19:13:55 <ais523> it's more relevant in Prolog than in Lisp due to assert and clause; Lisp has eval, which is assert-like, but I don't think it has a commonly used clause
19:14:10 * int-e is looking at https://doc.rust-lang.org/proc_macro/enum.TokenTree.html and still doesn't like it ;-)
19:14:37 <korvo> ais523: I think (read) is the key for Lisp. Like, the trick isn't a nice abstract syntax, but a nice reader for that abstract syntax which separates out everything into evaluated and lifted ("quoted") terms.
19:15:52 <ais523> I guess Tcl is also an interesting case
19:16:42 <ais523> (Wikipedia thinks it's homoiconic, although if so, it's homoiconic in the "reverse" sense to Lisp – notionally it stores everything as strings, including loop bodies, and parses them only when they're just about to be used)

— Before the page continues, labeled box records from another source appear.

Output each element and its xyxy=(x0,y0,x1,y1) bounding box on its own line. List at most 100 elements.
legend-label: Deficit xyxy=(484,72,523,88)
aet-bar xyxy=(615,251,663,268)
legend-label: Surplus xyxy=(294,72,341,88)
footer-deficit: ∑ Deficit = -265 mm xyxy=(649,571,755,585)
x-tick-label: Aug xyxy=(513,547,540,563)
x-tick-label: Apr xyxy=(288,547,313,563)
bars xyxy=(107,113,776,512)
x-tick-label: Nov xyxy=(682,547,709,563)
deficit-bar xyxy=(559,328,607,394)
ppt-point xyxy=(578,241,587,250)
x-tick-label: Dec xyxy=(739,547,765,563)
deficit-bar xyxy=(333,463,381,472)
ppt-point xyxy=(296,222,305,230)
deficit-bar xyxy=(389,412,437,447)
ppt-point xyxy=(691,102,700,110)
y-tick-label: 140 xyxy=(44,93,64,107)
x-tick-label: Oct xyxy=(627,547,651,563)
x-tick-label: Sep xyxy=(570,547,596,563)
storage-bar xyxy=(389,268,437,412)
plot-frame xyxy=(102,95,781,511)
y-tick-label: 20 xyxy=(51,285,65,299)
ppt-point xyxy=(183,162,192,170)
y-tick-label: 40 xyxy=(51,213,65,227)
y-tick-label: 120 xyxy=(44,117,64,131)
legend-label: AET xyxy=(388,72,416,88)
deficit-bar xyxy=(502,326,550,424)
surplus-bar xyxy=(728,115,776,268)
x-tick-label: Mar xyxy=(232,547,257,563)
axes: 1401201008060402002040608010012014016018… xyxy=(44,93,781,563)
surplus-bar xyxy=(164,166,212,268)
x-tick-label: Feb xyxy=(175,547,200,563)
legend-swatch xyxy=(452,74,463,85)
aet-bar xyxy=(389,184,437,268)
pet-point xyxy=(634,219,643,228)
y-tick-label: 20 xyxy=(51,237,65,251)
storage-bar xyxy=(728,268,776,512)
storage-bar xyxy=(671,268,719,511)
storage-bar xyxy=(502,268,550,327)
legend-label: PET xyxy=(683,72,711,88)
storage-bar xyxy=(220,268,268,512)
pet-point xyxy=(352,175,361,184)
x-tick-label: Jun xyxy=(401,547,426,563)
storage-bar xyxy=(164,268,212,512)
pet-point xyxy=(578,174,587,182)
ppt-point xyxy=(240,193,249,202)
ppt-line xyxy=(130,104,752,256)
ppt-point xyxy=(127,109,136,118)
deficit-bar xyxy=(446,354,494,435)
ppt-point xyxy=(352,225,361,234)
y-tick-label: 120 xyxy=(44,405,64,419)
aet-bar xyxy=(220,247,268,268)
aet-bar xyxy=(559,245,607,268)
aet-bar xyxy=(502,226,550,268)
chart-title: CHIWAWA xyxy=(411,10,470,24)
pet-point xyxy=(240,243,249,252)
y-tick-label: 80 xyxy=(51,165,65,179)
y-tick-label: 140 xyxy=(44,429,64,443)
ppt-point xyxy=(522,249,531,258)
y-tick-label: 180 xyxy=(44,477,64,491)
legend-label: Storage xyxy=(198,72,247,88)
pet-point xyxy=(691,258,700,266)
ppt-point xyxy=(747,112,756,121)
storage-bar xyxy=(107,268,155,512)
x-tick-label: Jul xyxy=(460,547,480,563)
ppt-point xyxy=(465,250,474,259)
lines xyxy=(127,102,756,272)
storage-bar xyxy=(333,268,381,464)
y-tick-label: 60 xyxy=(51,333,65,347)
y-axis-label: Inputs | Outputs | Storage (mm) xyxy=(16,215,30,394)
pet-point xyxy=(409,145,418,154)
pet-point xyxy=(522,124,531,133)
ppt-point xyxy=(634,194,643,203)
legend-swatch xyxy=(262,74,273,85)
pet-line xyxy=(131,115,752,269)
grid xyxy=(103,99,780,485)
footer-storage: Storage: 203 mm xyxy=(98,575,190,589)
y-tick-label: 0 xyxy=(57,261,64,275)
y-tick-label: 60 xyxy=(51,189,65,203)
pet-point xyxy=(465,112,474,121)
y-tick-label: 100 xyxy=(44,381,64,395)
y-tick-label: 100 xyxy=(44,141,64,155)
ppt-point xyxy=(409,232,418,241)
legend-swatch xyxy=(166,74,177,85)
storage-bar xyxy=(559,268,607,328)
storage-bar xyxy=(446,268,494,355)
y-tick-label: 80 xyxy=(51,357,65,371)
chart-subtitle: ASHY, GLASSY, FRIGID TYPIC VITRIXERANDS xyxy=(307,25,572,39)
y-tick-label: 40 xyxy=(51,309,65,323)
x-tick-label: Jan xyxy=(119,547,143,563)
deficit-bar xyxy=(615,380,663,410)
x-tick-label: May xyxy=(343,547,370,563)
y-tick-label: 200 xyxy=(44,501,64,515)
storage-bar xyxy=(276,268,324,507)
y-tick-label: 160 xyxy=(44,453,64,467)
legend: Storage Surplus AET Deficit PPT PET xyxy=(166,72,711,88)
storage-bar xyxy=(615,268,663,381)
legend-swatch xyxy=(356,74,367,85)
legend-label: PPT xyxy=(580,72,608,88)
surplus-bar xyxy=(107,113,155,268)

19:16:51 <int-e> adding to ais523's point, you don't have to do partial evaluation at the source code level; you can pick an intermediate language that supports it better
19:18:17 <ais523> actually I guess Underload is in the same boat as Tcl, except that it doesn't have string manipulation primitives so the only ways to operate on strings in Underload are eval ^ and output S
19:18:28 <ais523> and that in turn means that they probably aren't actually strings in a useful sense
19:19:03 <korvo> Execline is another fun example of everything-is-a-string.
19:20:05 <korvo> Actually we don't know if execline is TC! We merely know that it has quines.